Drug choice is guided by: the specific hormone axis, the goal (stimulate vs suppress), the patient's condition (pregnancy, cancer), and the available formulation (SC injection, depot, IV).

SELF-CHECK

A 32-year-old woman with a prolactin-secreting pituitary adenoma (microprolactinoma) has galactorrhoea and amenorrhoea. Prolactin is 280 ng/mL. First-line treatment is:

A. A. Transphenoidal surgery

B. B. Octreotide (somatostatin analogue)

C. C. Cabergoline (dopamine agonist)

D. D. Radiotherapy

Reveal Answer

Answer: C. C. Cabergoline (dopamine agonist)

Cabergoline is first-line for prolactinomas — medical therapy with a dopamine agonist normalises prolactin in >80% of cases and reduces tumour size in >60%. Cabergoline is preferred over bromocriptine (fewer ADRs, once/twice weekly dosing, higher efficacy). Surgery is reserved for macroprolactinomas causing mass effect that fail medical therapy, or patients who cannot tolerate dopamine agonists. Octreotide suppresses GH (acromegaly), not prolactin significantly. Radiotherapy is used for resistant/aggressive tumours as adjuvant.

Drug Classification: Agonists, Antagonists, and Analogues

Anterior pituitary modulators are pharmacologically diverse — they include receptor agonists, receptor antagonists, hormone analogues, and recombinant hormone replacements. A clear classification by the hormone axis they target provides the conceptual framework.

Somatostatin Analogues (SSAs): Octreotide, lanreotide, pasireotide. Natural somatostatin has a 2-minute half-life; SSAs have extended half-lives (octreotide 1.7 hours; long-acting release (LAR) formulations: monthly depot injection). Mechanism: bind somatostatin receptors (SSTR2, SSTR5) on pituitary somatotrophs → inhibit GH release. Also suppress insulin, glucagon, GI peptides, and gut motility. Uses: acromegaly, carcinoid syndrome, VIPoma, GI bleeding (variceal). ADRs: GI symptoms (nausea, steatorrhoea, cholelithiasis — reduced gallbladder motility), bradycardia, glucose dysregulation.
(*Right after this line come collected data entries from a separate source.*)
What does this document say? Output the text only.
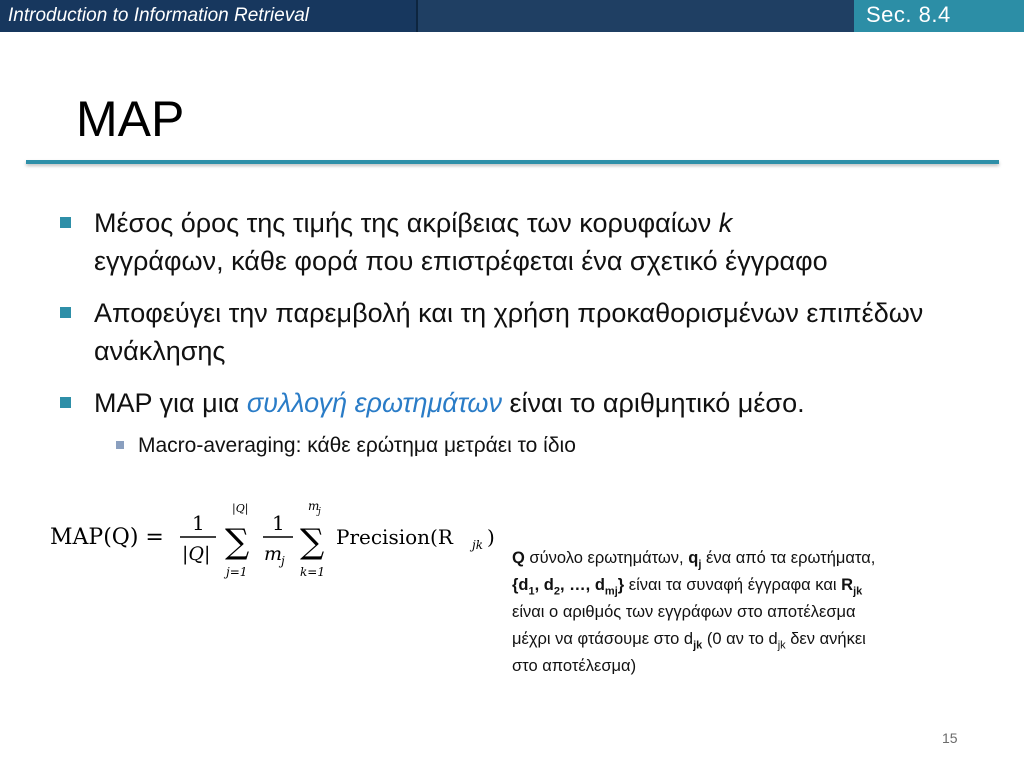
Introduction to Information Retrieval	Sec. 8.4
MAP
Μέσος όρος της τιμής της ακρίβειας των κορυφαίων k
εγγράφων, κάθε φορά που επιστρέφεται ένα σχετικό έγγραφο
Αποφεύγει την παρεμβολή και τη χρήση προκαθορισμένων επιπέδων ανάκλησης
MAP για μια συλλογή ερωτημάτων είναι το αριθμητικό μέσο.
Macro-averaging: κάθε ερώτημα μετράει το ίδιο
MAP(Q) =
1
|Q|
|Q|
∑
j=1
1
m
j
m
j
∑
k=1
Precision(R jk )
Q σύνολο ερωτημάτων, $q_j$ ένα από τα ερωτήματα,
{$d_1$, $d_2$, …, $d_{mj}$} είναι τα συναφή έγγραφα και $R_{jk}$
είναι ο αριθμός των εγγράφων στο αποτέλεσμα
μέχρι να φτάσουμε στο $d_{jk}$ (0 αν το $d_{jk}$ δεν ανήκει
στο αποτέλεσμα)
15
Dopamine Agonists: Bromocriptine (short half-life, twice daily), cabergoline (long half-life, once or twice weekly). Mechanism: activate D2 receptors on lactotrophs → inhibit prolactin secretion; activate D2 on somatotrophs in acromegaly → paradoxical GH suppression. Uses: hyperprolactinaemia (primary), prolactinoma (medical management), acromegaly (adjunct), Parkinson's disease (bromocriptine). Preferred agent: cabergoline — superior efficacy, better tolerability, less nausea, weekly dosing. ADRs: nausea/vomiting (start at low dose), postural hypotension, nasal congestion; high-dose cabergoline (Parkinson's doses) — cardiac valvular fibrosis (rare at prolactinoma doses).
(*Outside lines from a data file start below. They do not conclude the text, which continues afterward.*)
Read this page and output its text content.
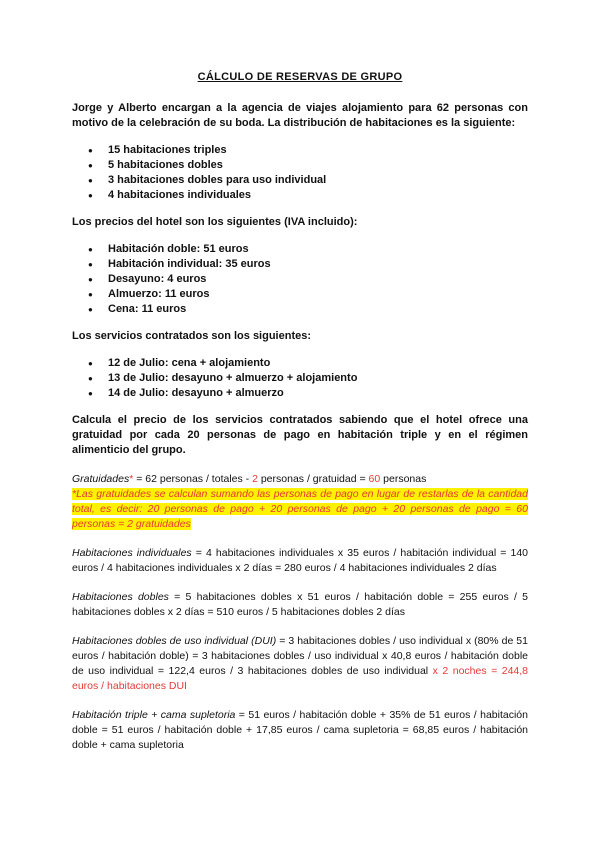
CÁLCULO DE RESERVAS DE GRUPO

Jorge y Alberto encargan a la agencia de viajes alojamiento para 62 personas con motivo de la celebración de su boda. La distribución de habitaciones es la siguiente:

● 15 habitaciones triples
● 5 habitaciones dobles
● 3 habitaciones dobles para uso individual
● 4 habitaciones individuales

Los precios del hotel son los siguientes (IVA incluido):

● Habitación doble: 51 euros
● Habitación individual: 35 euros
● Desayuno: 4 euros
● Almuerzo: 11 euros
● Cena: 11 euros

Los servicios contratados son los siguientes:

● 12 de Julio: cena + alojamiento
● 13 de Julio: desayuno + almuerzo + alojamiento
● 14 de Julio: desayuno + almuerzo

Calcula el precio de los servicios contratados sabiendo que el hotel ofrece una gratuidad por cada 20 personas de pago en habitación triple y en el régimen alimenticio del grupo.

Gratuidades* = 62 personas / totales - 2 personas / gratuidad = 60 personas

*Las gratuidades se calculan sumando las personas de pago en lugar de restarlas de la cantidad total, es decir: 20 personas de pago + 20 personas de pago + 20 personas de pago = 60 personas = 2 gratuidades

Habitaciones individuales = 4 habitaciones individuales x 35 euros / habitación individual = 140 euros / 4 habitaciones individuales x 2 días = 280 euros / 4 habitaciones individuales 2 días

Habitaciones dobles = 5 habitaciones dobles x 51 euros / habitación doble = 255 euros / 5 habitaciones dobles x 2 días = 510 euros / 5 habitaciones dobles 2 días

Habitaciones dobles de uso individual (DUI) = 3 habitaciones dobles / uso individual x (80% de 51 euros / habitación doble) = 3 habitaciones dobles / uso individual x 40,8 euros / habitación doble de uso individual = 122,4 euros / 3 habitaciones dobles de uso individual x 2 noches = 244,8 euros / habitaciones DUI

Habitación triple + cama supletoria = 51 euros / habitación doble + 35% de 51 euros / habitación doble = 51 euros / habitación doble + 17,85 euros / cama supletoria = 68,85 euros / habitación doble + cama supletoria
GnRH Analogues (Leuprolide, Goserelin, Triptorelin): Synthetic GnRH agonist analogues that are more potent than native GnRH and resistant to degradation. Key paradox: pulsatile native GnRH → LH/FSH stimulation. Continuous GnRH analogue → initial LH/FSH surge (first 1–2 weeks) → receptor downregulation → LH/FSH suppression (castration levels). Uses of continuous (suppressive) use: prostate cancer (chemical castration), endometriosis, uterine fibroids, precocious puberty. Uses of pulsatile administration: hypogonadotropic hypogonadism (fertility treatment). ADRs (suppressive use): hot flushes, osteoporosis, erectile dysfunction, libido loss, mood changes. Initial GH/testosterone flare: add anti-androgen (bicalutamide) for the first 4 weeks in prostate cancer.
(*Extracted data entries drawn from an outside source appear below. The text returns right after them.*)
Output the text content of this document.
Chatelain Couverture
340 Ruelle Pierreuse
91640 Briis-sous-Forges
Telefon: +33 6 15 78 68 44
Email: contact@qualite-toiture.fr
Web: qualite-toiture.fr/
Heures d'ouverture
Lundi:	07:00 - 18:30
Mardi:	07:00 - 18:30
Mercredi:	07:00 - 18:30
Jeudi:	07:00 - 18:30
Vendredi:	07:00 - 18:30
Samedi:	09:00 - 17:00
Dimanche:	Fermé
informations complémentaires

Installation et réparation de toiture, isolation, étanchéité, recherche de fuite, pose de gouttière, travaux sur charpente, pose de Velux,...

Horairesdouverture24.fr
GH Receptor Antagonist — Pegvisomant: Modified GH molecule with altered structure that binds but does not activate the GH receptor — competitive antagonist. Does NOT lower GH levels (GH feedback is lost → GH may rise) but lowers IGF-1 (the clinically meaningful endpoint for acromegaly). Used in acromegaly refractory to SSAs or surgery. Monitor hepatic enzymes (hepatotoxicity concern).

Recombinant Gonadotropins and GH: Recombinant FSH (follitropin), LH, hCG for ovarian stimulation and infertility. Recombinant GH (somatropin) for GH deficiency in children and adults. Tetracosactide (Synacthen): synthetic ACTH(1-24) — used in the short Synacthen test for adrenal insufficiency diagnosis; can also treat infantile spasms (West syndrome).